SOS Jason Dukes

Jason Dukes currently serves on pastoral team with Westpoint Church, and helped launch HouseBlendCafe.com, ReproducingChurches.com, and theChurchofWestOrange.com.

The Caller ID on my iPhone said “Mom’s Cell.” My wife and kids and I were on our way back from a week away with my brother and his family. It had been a week of writing for me, specifically my first attempt at a book which I had already decided I was gonna dedicate to my mom who had for so long encouraged me to write. We had also played a lot. My children have this magical bond with their cousins, even though we live 12 hours away from each other, my brother married my wife’s best friend from nursing school, and my brother is my best friend. So, you might say we enjoy time together.

We especially enjoyed it when Mom and Dad were there. They couldn’t be there that particular week because of some leisure as well as business travel. We had only texted while we were enjoying the rural surroundings of my brother’s north Mississippi home, so I was especially excited when I saw the call from Mom.

“Hey Mom!” I answered enthusiastically completely expecting the response I get every time we talk on the phone – “Hey sug!” It’s short for her nickname for me – sugar-pudding. She thought I was sweet. But the voice I heard was not the sweet voice of my mother encouraging me even in the simple way that she greeted me. It was instead a long-time friend of my mom and dad. Mrs. Linda Jackson and her family were long-time New Orleaneans who survived Katrina’s floods escaping to their attics and being rescued on their roof.

“Jason,” she started with a concerned tone in that familiar New Orleans accent. “This is Linda. I’m calling from your mom’s phone. Your mom and dad have been in an accident. They were walking out by the Seminary and were run over by a truck.”

The speeding vehicles through this always-a-construction-zone section of Interstate 75 seemed motionless for a moment. Was I really getting one of those dreaded calls that no one ever wants to get? Linda went on to tell me that both Mom and Dad were in transit to the trauma hospital there in downtown New Orleans. She did not know if they were still alive or not.

“Can you call Erik?”

She asked if I could inform my brother, while she tried to find out more about their condition.

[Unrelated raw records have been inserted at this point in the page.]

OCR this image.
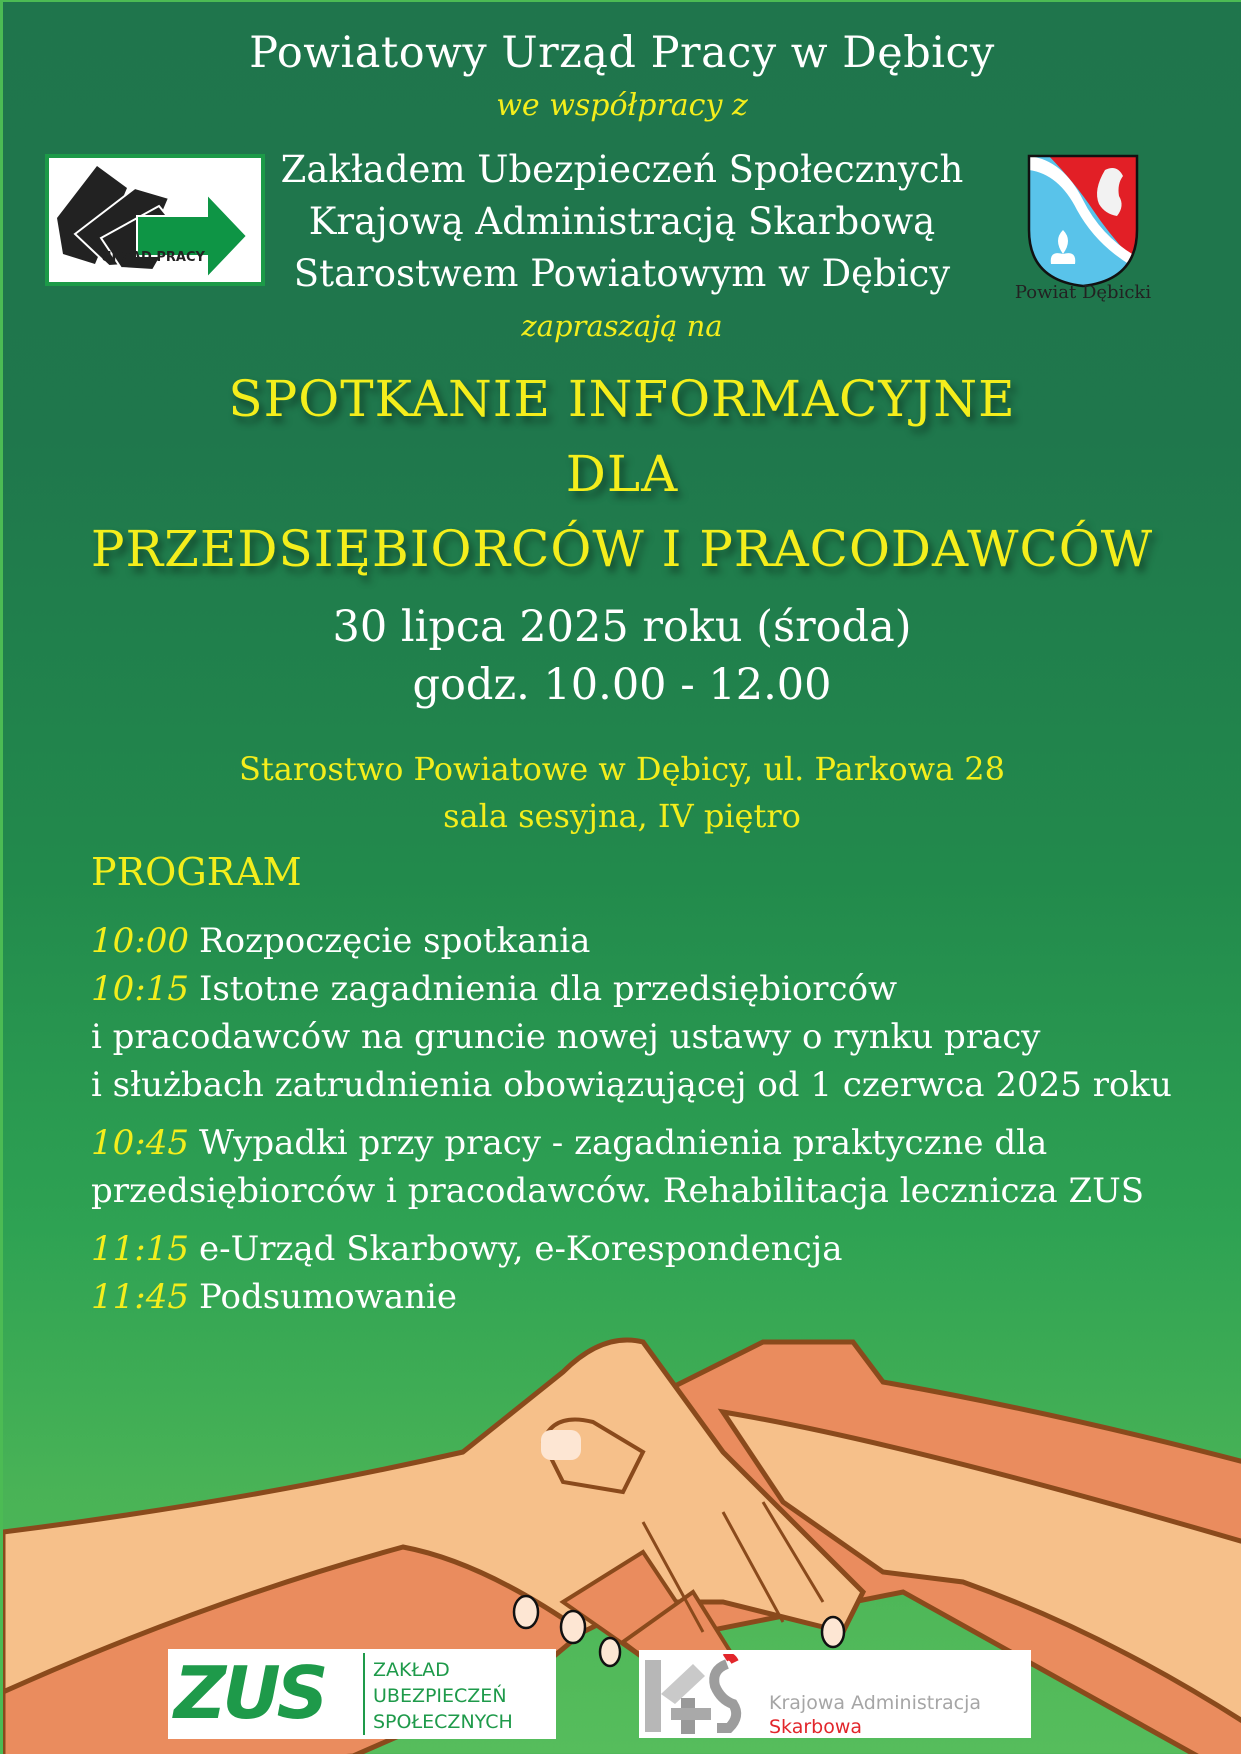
Powiatowy Urząd Pracy w Dębicy
we współpracy z
Zakładem Ubezpieczeń Społecznych
Krajową Administracją Skarbową
Starostwem Powiatowym w Dębicy
zapraszają na
URZĄD PRACY
Powiat Dębicki
SPOTKANIE INFORMACYJNE
DLA
PRZEDSIĘBIORCÓW I PRACODAWCÓW
30 lipca 2025 roku (środa)
godz. 10.00 - 12.00
Starostwo Powiatowe w Dębicy, ul. Parkowa 28
sala sesyjna, IV piętro
PROGRAM
10:00 Rozpoczęcie spotkania
10:15 Istotne zagadnienia dla przedsiębiorców
i pracodawców na gruncie nowej ustawy o rynku pracy
i służbach zatrudnienia obowiązującej od 1 czerwca 2025 roku
10:45 Wypadki przy pracy - zagadnienia praktyczne dla
przedsiębiorców i pracodawców. Rehabilitacja lecznicza ZUS
11:15 e-Urząd Skarbowy, e-Korespondencja
11:45 Podsumowanie
ZUS	ZAKŁAD
UBEZPIECZEŃ
SPOŁECZNYCH
Krajowa Administracja
Skarbowa
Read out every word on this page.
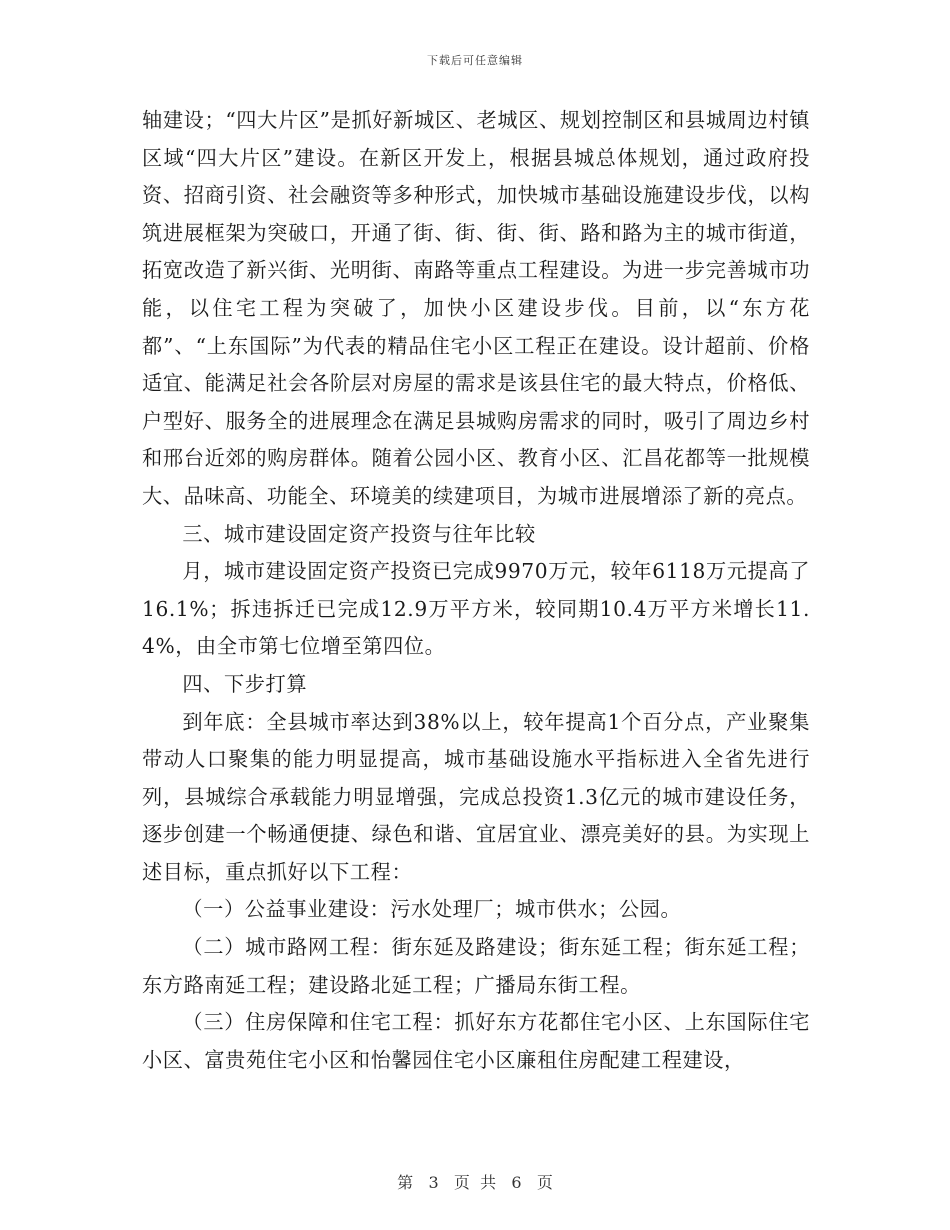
下载后可任意编辑

轴建设；“四大片区”是抓好新城区、老城区、规划控制区和县城周边村镇区域“四大片区”建设。在新区开发上，根据县城总体规划，通过政府投资、招商引资、社会融资等多种形式，加快城市基础设施建设步伐，以构筑进展框架为突破口，开通了街、街、街、街、路和路为主的城市街道，拓宽改造了新兴街、光明街、南路等重点工程建设。为进一步完善城市功能，以住宅工程为突破了，加快小区建设步伐。目前，以“东方花都”、“上东国际”为代表的精品住宅小区工程正在建设。设计超前、价格适宜、能满足社会各阶层对房屋的需求是该县住宅的最大特点，价格低、户型好、服务全的进展理念在满足县城购房需求的同时，吸引了周边乡村和邢台近郊的购房群体。随着公园小区、教育小区、汇昌花都等一批规模大、品味高、功能全、环境美的续建项目，为城市进展增添了新的亮点。

三、城市建设固定资产投资与往年比较

月，城市建设固定资产投资已完成9970万元，较年6118万元提高了16.1%；拆违拆迁已完成12.9万平方米，较同期10.4万平方米增长11.4%，由全市第七位增至第四位。

四、下步打算

到年底：全县城市率达到38%以上，较年提高1个百分点，产业聚集带动人口聚集的能力明显提高，城市基础设施水平指标进入全省先进行列，县城综合承载能力明显增强，完成总投资1.3亿元的城市建设任务，逐步创建一个畅通便捷、绿色和谐、宜居宜业、漂亮美好的县。为实现上述目标，重点抓好以下工程：

（一）公益事业建设：污水处理厂；城市供水；公园。

（二）城市路网工程：街东延及路建设；街东延工程；街东延工程；东方路南延工程；建设路北延工程；广播局东街工程。

（三）住房保障和住宅工程：抓好东方花都住宅小区、上东国际住宅小区、富贵苑住宅小区和怡馨园住宅小区廉租住房配建工程建设，

第 3 页  共 6 页
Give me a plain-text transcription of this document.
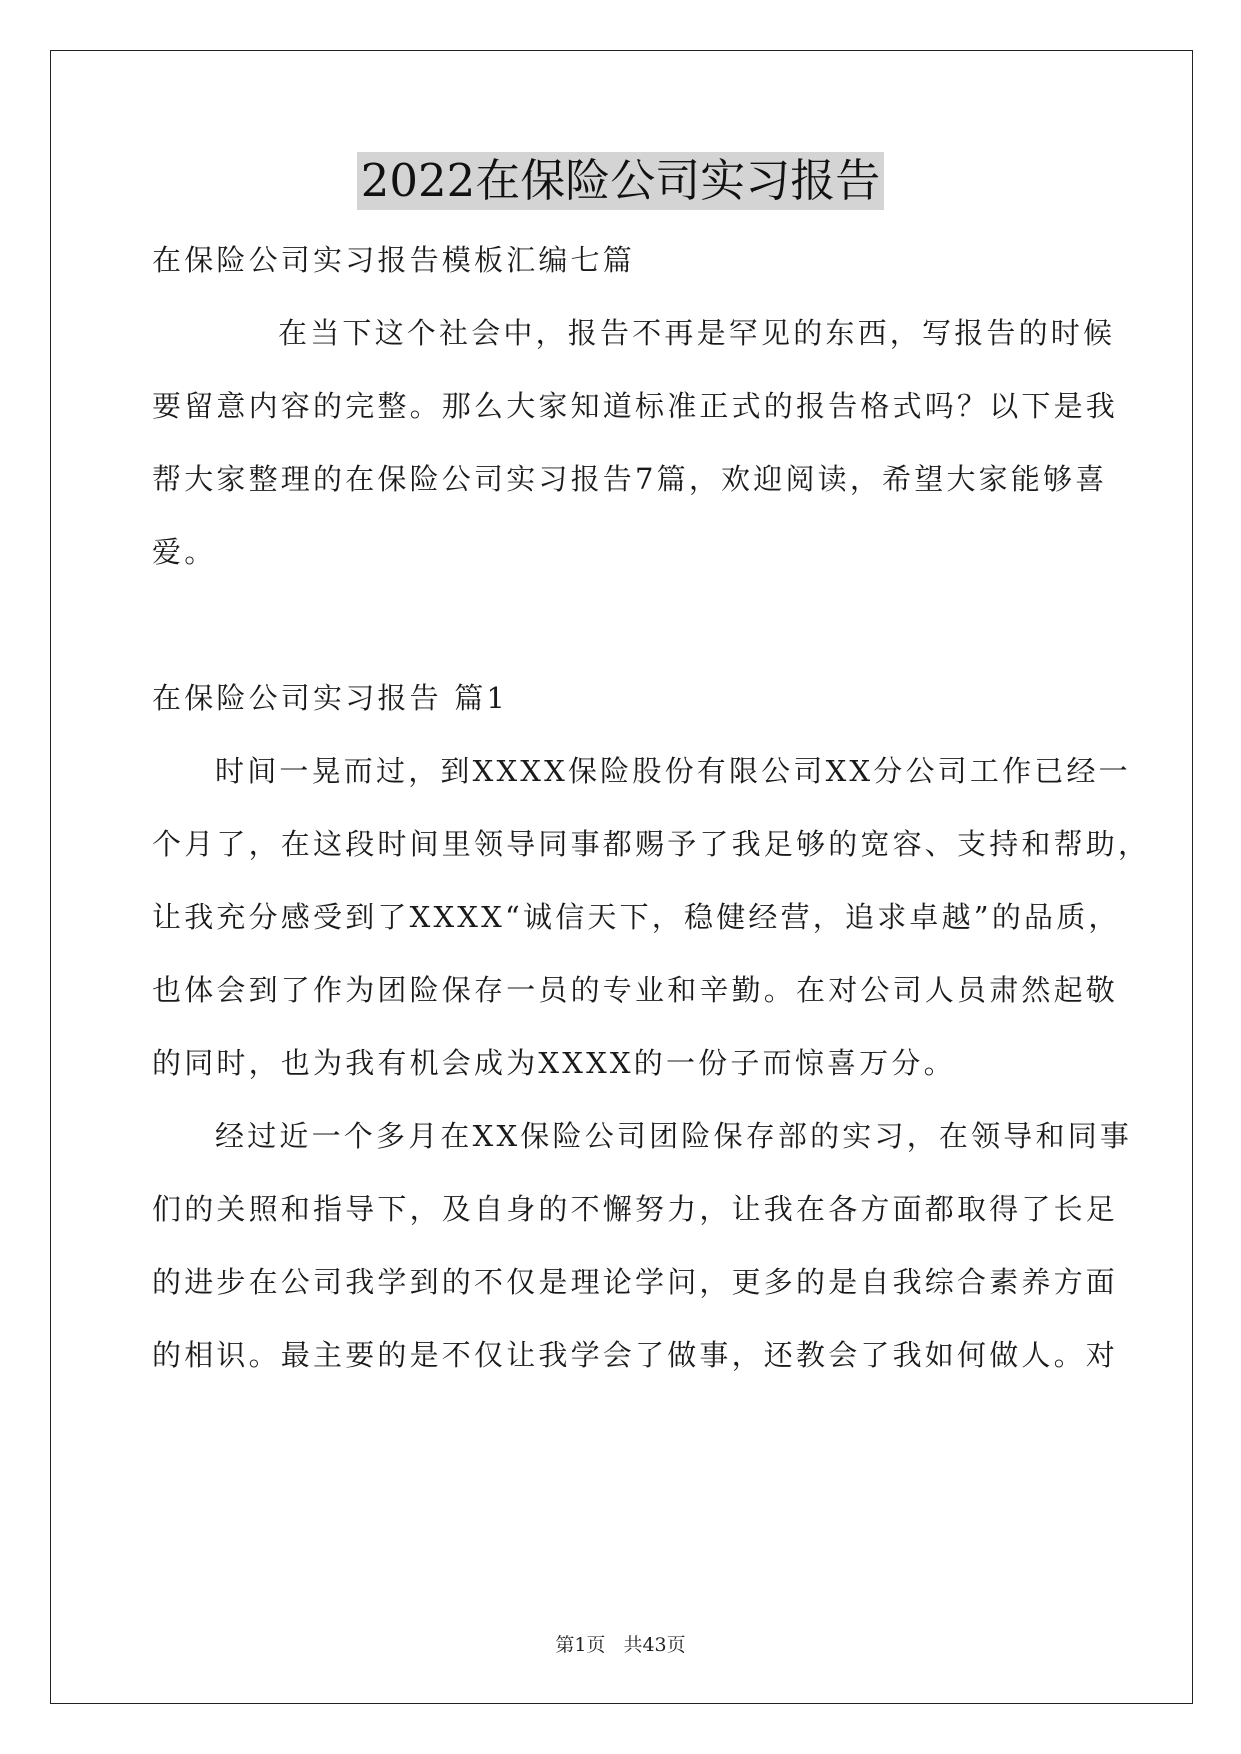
2022在保险公司实习报告
在保险公司实习报告模板汇编七篇
在当下这个社会中，报告不再是罕见的东西，写报告的时候
要留意内容的完整。那么大家知道标准正式的报告格式吗？以下是我
帮大家整理的在保险公司实习报告7篇，欢迎阅读，希望大家能够喜
爱。
在保险公司实习报告 篇1
时间一晃而过，到XXXX保险股份有限公司XX分公司工作已经一
个月了，在这段时间里领导同事都赐予了我足够的宽容、支持和帮助，
让我充分感受到了XXXX“诚信天下，稳健经营，追求卓越”的品质，
也体会到了作为团险保存一员的专业和辛勤。在对公司人员肃然起敬
的同时，也为我有机会成为XXXX的一份子而惊喜万分。
经过近一个多月在XX保险公司团险保存部的实习，在领导和同事
们的关照和指导下，及自身的不懈努力，让我在各方面都取得了长足
的进步在公司我学到的不仅是理论学问，更多的是自我综合素养方面
的相识。最主要的是不仅让我学会了做事，还教会了我如何做人。对
第1页 共43页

Erik and I were both in New Orleans by the next morning. My friend, Chris, drove all night with me. We arrived to find Dad with a broken neck, three broken ribs, a shattered left arm, a left leg broken in 17 places and a right leg in 10 places. We were allowed to see Mom as she rested in a coma. She had two injuries – a broken wrist and a severe blow to the head.

Dad walked for the first time two months later. My brother and I practically lived in New Orleans for the next four months. Our wives and four kids each growing in our absence. Dad needed constant care. Mom appreciated our visits. We were grateful for the support from family and friends and employers back home.

Mom woke from her coma three weeks after the accident. She was never more than a remnant of herself again. She died August 3rd, 2009 at the age of 68-going-on-42. We miss her deeply.

Besides the beard that I grew during that time, which my wife requests that I keep to this day, two very significant refinements occurred in me. I was “sifted” I guess you could say.

First, I was challenged to prioritize my family as a pastor with no apology. I returned home trying to recreate daily rhythms with a renewed vigor to make disciples among my family before anyone else.

Second, I was stretched to actually believe that God is good and loving, not just espouse it as the Christian thing to declare. In that time of sifting, when everything was called into question – life, family, parents, marriage, ministry, purpose, time, schedules, priorities – there were plenty of days  when I wanted to fall into the thinking that God is a crutch we have invented to help us sulk our way through the difficulties of this unfair world. For the first time in my life as a follower and a leader and a child and a brother and a husband and a father and a friend and a believer, I was shaken to the core with a choice to make. Did I want to keep believing that God loves me and is good?

In all honesty, I have not been the same child or brother or husband or father or friend or leader since that sifting season. In some ways that’s good. In many ways that’s bad. It has caused a heaviness in me with regard to the effect of sin and loneliness and death upon us all. A heaviness that compels me to shine Christ’s love not because I should or because I think it will make God pleased with my performance. Rather, it has compelled me to shine because I am loved and know full well that without a present, real love displayed through my presence and real friendship, the lost and lonely of our world will sink into the disparity of difficulties much like I could have. They may well believe in a God who is unfair if I don’t deliver a no-strings-attached, unconditional love.

And I don’t want them to believe that way. For if they do, they may well never understand and accept the God who loved them enough to take the brunt of unfair and move one step beyond the effect of death toward a resurrection hope that is so much more than a crutch in my difficulty.

Thank you Lord for the sifting. Please help me, I beg you God, to be grateful during the next sifting season, too.